2. Since we create database files directly in a storage account, we cannot take advantage of the Managed Disks capabilities. In particular, for databases using availability groups, we cannot guarantee that the different storage accounts behind each availability replica are on different storage scale units. Using the same storage scale unit for more than one replica creates a single point of failure. While the likelihood of storage scale unit failure is not high, there are known cases when database availability had been negatively affected due to this, before Managed Disks became available to avoid this issue.

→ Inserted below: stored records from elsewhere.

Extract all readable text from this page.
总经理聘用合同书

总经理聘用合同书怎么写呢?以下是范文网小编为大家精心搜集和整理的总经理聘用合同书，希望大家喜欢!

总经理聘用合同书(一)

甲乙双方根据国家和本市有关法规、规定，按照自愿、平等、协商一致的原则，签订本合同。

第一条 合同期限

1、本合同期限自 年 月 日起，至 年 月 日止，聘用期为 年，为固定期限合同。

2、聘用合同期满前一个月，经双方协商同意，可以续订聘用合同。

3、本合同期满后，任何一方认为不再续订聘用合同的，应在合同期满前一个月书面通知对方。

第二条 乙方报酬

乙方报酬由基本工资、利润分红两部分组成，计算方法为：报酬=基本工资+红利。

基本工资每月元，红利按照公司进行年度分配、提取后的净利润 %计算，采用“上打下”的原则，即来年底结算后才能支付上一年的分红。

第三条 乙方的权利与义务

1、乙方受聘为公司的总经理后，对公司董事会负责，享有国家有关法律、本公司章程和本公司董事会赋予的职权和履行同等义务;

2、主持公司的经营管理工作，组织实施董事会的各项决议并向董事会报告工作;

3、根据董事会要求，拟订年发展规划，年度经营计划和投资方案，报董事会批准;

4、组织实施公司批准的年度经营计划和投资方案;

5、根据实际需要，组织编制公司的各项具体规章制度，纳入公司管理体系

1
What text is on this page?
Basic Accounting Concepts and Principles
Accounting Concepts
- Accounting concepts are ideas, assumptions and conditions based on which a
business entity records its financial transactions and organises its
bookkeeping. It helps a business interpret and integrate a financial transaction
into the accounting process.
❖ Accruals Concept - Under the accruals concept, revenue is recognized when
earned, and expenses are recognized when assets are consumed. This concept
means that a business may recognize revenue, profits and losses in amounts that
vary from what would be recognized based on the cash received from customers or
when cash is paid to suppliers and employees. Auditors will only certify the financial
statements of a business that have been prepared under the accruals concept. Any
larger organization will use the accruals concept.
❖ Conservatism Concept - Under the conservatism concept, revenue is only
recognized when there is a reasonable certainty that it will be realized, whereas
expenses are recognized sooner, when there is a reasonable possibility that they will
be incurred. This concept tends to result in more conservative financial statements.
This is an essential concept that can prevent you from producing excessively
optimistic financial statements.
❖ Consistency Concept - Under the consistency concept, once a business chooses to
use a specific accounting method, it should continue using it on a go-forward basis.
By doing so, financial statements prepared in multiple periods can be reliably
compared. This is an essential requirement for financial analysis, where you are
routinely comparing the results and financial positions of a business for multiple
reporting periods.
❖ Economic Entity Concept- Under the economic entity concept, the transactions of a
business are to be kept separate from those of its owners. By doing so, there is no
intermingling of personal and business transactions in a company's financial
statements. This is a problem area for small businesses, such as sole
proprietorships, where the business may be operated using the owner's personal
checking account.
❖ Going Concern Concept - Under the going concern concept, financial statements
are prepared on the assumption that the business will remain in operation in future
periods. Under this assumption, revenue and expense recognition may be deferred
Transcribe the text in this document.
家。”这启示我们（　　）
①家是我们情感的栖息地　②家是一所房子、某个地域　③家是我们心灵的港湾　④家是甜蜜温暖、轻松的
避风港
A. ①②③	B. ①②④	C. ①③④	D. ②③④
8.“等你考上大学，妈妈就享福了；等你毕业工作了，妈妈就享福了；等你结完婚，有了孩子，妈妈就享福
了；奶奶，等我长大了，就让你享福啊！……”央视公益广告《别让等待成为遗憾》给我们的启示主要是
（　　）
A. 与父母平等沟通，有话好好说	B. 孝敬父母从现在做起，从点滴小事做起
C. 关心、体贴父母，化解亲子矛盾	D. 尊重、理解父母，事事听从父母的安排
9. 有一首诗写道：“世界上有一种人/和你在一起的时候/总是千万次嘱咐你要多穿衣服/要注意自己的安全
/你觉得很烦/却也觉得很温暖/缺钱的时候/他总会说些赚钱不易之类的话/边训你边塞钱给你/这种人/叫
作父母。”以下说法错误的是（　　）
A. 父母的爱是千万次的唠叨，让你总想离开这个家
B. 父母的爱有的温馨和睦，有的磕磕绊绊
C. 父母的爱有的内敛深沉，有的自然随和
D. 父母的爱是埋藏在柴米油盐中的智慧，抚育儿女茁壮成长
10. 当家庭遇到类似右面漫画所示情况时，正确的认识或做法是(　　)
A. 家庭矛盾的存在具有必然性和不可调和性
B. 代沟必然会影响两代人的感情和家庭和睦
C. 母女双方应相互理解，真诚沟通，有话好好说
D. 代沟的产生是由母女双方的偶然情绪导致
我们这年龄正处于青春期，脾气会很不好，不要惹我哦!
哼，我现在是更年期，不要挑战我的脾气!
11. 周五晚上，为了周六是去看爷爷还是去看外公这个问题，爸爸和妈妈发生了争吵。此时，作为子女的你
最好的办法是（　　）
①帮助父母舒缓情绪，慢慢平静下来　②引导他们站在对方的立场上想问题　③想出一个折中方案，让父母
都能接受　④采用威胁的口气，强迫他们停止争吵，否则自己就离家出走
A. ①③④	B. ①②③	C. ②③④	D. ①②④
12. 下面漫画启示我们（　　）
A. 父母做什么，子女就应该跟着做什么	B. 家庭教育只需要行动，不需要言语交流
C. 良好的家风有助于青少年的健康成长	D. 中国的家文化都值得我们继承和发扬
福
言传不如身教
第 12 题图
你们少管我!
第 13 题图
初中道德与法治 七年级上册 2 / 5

3. Because database files are accessed over http, disk IO becomes a part of network traffic for all intents and purposes. This means that unlike with Azure VM disks, there is no local SSD cache to potentially improve storage performance. Additionally, the same network bandwidth is shared between the VM network traffic, and the database storage traffic, which can affect network intensive applications. Further, the VM limits on disk throughput and IOPS that are published in Azure VM documentation do not apply to SQL Server database files stored directly in blob storage, though the network bandwidth limits are still applicable.
4. There are additional considerations and limitations to consider, documented in File-Snapshot Backups for Database Files in Azure.
That said, even with these limitations, managing a SQL Server VLDB in Azure can be greatly simplified if files are stored directly in blob storage, allowing the use of techniques described in this article. We strongly recommend considering this option for your next project involving a SQL Server VLDB in Azure.